Letters to the Editor week of 10-27-11


Great job

To the Editor:

You are gasping for breath. You desperately need help. Who do you call? 911 of course and hope they send the EMS squad. Here in Switzerland County, we are lucky to have this group. My husband had such an incident.

Within minutes, though we live a ways from town and have a long lane, the chase vehicle arrived. An oxygen mask was fitted to his face and he got a bit of relief. Very soon the ambulance arrived. They put him on a gurney and into the back of the ambulance. The decisions these professionals made saved his life. He is still alive because of Jon Guess, Zach Brogan, and Jacob Parker. They sedated him and inserted a breathing tube, doing all they could do. They realized how dire the situation was and called for air care.

They met the helicopter with the ambulance and he was airlifted to the University of Cincinnati Hospital. He got excellent treatment from the doctors and nurses at the hospital. He was released after five days. How can one thank our local EMS for their kindness to me and their professional care for my husband? They are an invaluable resource and deserve all of our support.

Evelyn West

McCreary’s Ridge


To the Editor:

I am a big fan of Vevay. My husband and I frequent Roxano’s, Mo’s, Los Bandidos and Bizarre Ladies. First Fridays” are popular at our house. So, having enjoyed the Headless Horseman – Fall Festival so much last year, this year we packed up the grandkids and made the trek to Vevay.

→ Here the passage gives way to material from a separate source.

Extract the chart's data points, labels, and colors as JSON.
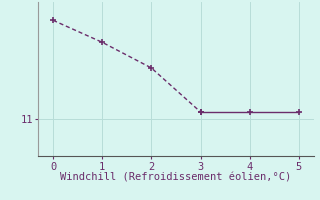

Having given the festival a tremendous build-up I was shocked to see so few pumpkins (grocery store size), a few stalks of corn, no Indian corn and mums that looked like the festival was long past. The train ride, old tractors and pumps and the person on stilts making balloon animals almost made it worth taking the day off work. The day w as salvaged by the playground at Ogle Park. Fall Festival – I think not.

Cyndi Huff

Petersburg, Kentucky

Sad situation

To the Editor:

This saddens me as an educator to write this Letter to the Editor. Education is not just taught in our schools. Mothers teach their girls to cook, clean, shop and become young ladies. Fathers teach their sons to farm, ride mowers or learn a trade. These things are taught in our homes. Pastors teach about our Lord in a church. By carrying on conversations between ourselves we learn by each other. Teaching is a gift, given to us by our forefathers.

When children are taught about farming it is usually done in a barn or on the farm. They may be taught how to milk a cow, cut hay, combine beans or pick corn. Never in my life have I heard of anyone not wanting their sons or daughters to be taught about life. When I heard that a 4-H leader was told never to teach a child how to shear a sheep in their barn, I was appalled. My daughter raises sheep at our house. So does this 4-H leader. Is it wrong to teach our children how to do things when we live on a farm? How on earth will our children be taught any other way? By learning ourselves, it is our obligation to teach our children for a better life for themselves and a brighter future. It doesn’t matter where we are taught, just as long as we teach our children the proper way. How did you learn fair board, how to teach your children? I’m sure it was your parents and teachers too. Also by good and wonderful people around you. It is time to help our leaders and encourage them to continue to teach their children and our children well. There were no laws broken and you cannot fire a leader who is doing her best to make our club, and every club better. She should be patted on her back, and said good job Trina Hart. Good job.

Sidewinder mother and leader of education.